Mayotte dispose depuis le 13 juillet 2001 d’un nouveau statut de collectivité départementale. Bien que le développement des infrastructures de base ait permis depuis une quinzaine d’années l’essor économique de l’île, sa situation sociale reste particulièrement fragile. Pour y appliquer le Logement évolutif social, Richard Cachoux relève trois principaux problèmes : l’identité, le foncier, la précarité.
Les essais de logement social réalisés par la CASE SIM (Société d’économie mixte de Mayotte) révèlent certains abus de la part des couples mahorais qui, unis à la mosquée, n’ont pas d’existence maritale légale au sens de la loi française.

160.265 habitants sur 374 km2

Sans qu’un recoupement soit possible, chacun des membres du couple fait ainsi une demande de logement social et accède à deux logements pour une même famille. Généralement, elle occupe l’un et loue l’autre.
Le second problème rencontré à Mayotte, comme à La Réunion, reste le foncier. Selon les dernières données de l’INSEE, 160.265 habitants étaient recensés en 2002 pour une superficie totale (Petite Terre et Grande Terre) de 374 kilomètres carrés.

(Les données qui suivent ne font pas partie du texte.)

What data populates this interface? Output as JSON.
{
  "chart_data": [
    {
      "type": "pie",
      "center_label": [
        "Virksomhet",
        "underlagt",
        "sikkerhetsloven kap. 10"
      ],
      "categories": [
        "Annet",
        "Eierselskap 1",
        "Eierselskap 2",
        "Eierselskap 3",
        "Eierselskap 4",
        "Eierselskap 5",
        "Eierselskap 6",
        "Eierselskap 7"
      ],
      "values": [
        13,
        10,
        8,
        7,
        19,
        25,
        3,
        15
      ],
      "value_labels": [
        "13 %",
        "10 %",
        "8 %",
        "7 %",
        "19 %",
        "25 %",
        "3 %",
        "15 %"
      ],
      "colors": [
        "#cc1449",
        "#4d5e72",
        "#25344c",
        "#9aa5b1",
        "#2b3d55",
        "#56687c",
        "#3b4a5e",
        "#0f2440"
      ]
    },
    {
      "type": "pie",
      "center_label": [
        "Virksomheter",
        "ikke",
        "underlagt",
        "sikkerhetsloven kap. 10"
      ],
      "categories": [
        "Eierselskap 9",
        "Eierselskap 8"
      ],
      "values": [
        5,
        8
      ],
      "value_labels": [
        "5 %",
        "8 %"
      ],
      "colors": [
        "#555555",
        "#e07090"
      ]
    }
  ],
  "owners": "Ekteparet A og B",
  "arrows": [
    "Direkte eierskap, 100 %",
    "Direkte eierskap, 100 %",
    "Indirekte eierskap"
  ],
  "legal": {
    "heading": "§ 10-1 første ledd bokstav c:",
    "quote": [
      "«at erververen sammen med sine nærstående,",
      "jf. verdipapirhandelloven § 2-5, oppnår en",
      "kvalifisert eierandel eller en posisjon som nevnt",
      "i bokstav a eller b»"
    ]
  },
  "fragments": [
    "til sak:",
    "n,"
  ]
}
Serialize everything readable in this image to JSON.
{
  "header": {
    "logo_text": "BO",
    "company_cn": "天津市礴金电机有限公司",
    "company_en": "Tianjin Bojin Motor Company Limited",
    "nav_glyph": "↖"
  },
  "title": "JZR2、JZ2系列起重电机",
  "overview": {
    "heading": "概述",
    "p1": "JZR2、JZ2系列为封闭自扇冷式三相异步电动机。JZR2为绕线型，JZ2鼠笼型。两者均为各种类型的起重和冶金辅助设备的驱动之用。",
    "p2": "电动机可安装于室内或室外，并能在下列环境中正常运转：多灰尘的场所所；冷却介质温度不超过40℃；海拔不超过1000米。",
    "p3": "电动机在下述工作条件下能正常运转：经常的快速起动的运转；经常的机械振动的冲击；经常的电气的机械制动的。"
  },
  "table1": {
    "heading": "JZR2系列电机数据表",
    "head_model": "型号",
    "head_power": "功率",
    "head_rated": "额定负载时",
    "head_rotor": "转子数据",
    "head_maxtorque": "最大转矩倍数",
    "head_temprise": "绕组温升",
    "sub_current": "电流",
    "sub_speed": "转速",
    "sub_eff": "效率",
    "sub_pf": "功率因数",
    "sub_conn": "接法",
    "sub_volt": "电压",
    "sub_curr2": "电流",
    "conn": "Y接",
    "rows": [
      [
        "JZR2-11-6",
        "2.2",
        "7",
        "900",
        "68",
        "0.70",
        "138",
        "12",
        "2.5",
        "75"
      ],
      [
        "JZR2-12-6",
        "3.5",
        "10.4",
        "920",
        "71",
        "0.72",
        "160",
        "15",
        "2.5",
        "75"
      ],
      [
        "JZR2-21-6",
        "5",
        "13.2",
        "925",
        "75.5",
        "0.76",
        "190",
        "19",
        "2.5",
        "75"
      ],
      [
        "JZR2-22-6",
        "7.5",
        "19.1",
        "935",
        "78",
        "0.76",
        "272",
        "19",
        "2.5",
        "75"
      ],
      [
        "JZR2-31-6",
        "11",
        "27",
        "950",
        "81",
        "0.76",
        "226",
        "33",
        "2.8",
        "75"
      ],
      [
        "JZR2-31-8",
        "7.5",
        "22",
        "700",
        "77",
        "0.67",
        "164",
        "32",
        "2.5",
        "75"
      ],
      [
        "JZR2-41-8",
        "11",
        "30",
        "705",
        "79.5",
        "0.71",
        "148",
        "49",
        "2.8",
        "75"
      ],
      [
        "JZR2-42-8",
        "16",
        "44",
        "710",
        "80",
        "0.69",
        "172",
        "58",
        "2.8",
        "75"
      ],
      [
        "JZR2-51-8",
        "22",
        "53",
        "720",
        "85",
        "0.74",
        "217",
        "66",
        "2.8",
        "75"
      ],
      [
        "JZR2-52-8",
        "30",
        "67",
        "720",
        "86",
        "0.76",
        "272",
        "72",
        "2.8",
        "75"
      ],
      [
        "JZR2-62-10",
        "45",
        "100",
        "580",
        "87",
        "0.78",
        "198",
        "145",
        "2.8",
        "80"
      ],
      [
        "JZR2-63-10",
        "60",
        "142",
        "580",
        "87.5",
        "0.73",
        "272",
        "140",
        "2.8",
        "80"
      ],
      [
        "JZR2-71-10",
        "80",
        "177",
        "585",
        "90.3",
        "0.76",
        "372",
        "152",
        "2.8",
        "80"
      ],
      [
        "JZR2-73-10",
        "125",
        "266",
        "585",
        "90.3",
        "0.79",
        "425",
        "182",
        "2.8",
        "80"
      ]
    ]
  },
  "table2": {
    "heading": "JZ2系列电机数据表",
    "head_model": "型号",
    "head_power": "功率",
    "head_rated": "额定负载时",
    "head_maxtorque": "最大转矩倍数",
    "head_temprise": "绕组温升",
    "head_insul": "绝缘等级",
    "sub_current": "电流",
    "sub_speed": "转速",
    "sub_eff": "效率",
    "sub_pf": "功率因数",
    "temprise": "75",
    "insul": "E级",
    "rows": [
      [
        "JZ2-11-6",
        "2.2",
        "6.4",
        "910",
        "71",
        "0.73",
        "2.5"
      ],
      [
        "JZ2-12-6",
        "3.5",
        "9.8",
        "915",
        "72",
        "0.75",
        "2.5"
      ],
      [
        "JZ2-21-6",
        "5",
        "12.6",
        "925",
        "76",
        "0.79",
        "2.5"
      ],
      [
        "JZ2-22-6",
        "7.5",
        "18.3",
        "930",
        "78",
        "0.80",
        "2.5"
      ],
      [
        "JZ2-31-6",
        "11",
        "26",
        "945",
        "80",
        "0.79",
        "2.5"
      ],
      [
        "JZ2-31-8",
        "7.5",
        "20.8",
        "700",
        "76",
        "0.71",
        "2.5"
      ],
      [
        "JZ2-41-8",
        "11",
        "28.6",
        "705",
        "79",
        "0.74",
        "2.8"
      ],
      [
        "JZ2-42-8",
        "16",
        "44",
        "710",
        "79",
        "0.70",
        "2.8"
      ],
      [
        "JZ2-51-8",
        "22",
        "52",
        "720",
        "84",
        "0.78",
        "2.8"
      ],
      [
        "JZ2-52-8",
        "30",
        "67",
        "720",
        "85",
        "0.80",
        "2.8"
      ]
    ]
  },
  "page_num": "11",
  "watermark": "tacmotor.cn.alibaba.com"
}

Enfin, le troisième problème qui entrave l’application du LES reste la précarité de la population. À Mayotte, "les prestations d’aides personnelles sont nettement inférieures" à celles qui ont cours à La Réunion et "la population a peu ou pas du tout de ressources", souligne Richard Cachoux.
Selon les chiffres récents de la Direction du travail, le SMIG horaire mahorais s’élève à 3,25 euros pour un SMIG mensuel brut de 549 euros. Dans ces conditions, il semblerait que la piste du LES soit difficilement applicable.